Uma engrenagem financeira sob suspeita levanta questionamentos sobre a relação entre mídia, dinheiro e influência no Brasil. O portal Metrópoles, conhecido por sua forte atuação no noticiário político, aparece no centro de uma investigação que envolve movimentações milionárias consideradas atípicas por órgãos de controle.

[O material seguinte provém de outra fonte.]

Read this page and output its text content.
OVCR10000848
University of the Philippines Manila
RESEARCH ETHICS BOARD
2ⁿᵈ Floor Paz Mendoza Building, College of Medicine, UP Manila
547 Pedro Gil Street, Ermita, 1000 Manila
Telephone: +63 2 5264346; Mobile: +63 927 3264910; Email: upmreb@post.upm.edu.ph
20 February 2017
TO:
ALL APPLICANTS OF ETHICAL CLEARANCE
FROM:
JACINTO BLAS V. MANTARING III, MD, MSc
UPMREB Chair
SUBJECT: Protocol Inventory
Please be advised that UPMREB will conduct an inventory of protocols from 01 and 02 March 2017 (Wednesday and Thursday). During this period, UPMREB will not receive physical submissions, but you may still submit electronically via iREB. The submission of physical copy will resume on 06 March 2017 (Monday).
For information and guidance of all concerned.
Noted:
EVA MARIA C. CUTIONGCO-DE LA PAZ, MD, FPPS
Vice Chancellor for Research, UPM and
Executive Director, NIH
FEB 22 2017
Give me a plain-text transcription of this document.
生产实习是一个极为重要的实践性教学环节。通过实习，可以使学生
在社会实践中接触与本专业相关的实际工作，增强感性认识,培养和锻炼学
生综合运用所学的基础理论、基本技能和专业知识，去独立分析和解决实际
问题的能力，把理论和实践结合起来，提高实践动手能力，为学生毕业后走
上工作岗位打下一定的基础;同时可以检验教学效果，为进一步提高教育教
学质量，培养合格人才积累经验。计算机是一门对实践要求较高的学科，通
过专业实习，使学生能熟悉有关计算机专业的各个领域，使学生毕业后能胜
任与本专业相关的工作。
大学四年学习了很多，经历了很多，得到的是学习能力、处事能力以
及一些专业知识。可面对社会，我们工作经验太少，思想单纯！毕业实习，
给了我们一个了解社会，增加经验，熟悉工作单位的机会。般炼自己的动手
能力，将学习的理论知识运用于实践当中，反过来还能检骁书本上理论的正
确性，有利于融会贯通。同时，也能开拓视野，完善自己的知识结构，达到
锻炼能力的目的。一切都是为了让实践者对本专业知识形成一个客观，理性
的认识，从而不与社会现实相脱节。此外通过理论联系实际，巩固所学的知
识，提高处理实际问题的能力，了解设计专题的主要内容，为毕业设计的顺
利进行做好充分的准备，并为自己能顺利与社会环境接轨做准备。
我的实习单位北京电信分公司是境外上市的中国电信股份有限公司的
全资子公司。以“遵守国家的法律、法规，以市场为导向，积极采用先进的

De acordo com informações de relatórios do Conselho de Controle de Atividades Financeiras (Coaf), a empresa Metrópoles Marketing e Propaganda LTDA responsável pelo portal teria recebido cerca de R$ 27,2 milhões provenientes do Banco Master entre os anos de 2024 e 2025. A instituição financeira é ligada ao empresário Daniel Vorcaro, que foi preso pela Polícia Federal sob suspeita de envolvimento em fraudes bilionárias.
O ponto que mais chama atenção dos investigadores não é apenas o volume dos recursos, mas a forma como eles teriam sido movimentados. Segundo o Coaf, os valores recebidos eram rapidamente transferidos em alguns casos no mesmo dia ou poucas horas depois para empresas vinculadas à família do ex-senador Luiz Estevão, apontado como controlador do grupo.
Entre as empresas citadas estão Madison Gerenciamento, Sense Construções e Macondo Construções. O órgão classificou essas transações como “atípicas”, “inusitadas” e incompatíveis com o faturamento médio declarado, além de destacar indícios de movimentação de recursos em benefício de terceiros um padrão que pode indicar práticas como ocultação de patrimônio ou lavagem de dinheiro.
Luiz Estevão, figura já conhecida no cenário político e jurídico brasileiro, carrega um histórico controverso. Ex-senador cassado, foi condenado por crimes como corrupção, peculato e estelionato no caso das obras superfaturadas do Tribunal Regional do Trabalho de São Paulo (TRT-SP), escândalo que marcou os anos 1990. Em 2016, chegou a ser preso e cumpriu pena no Complexo Penitenciário da Papuda, em Brasília.
O caso ganha ainda mais repercussão pelo contexto editorial. O portal Metrópoles havia publicado, ao longo dos últimos meses, diversas reportagens buscando associar o governo federal e o presidente Luiz Inácio Lula da Silva ao escândalo envolvendo o Banco Master. Agora, com a revelação das transações financeiras, surgem questionamentos sobre possíveis conflitos de interesse e a independência editorial.
No cruzamento entre informação, poder e dinheiro, a linha que separa jornalismo de interesses ocultos volta ao centro do debate público.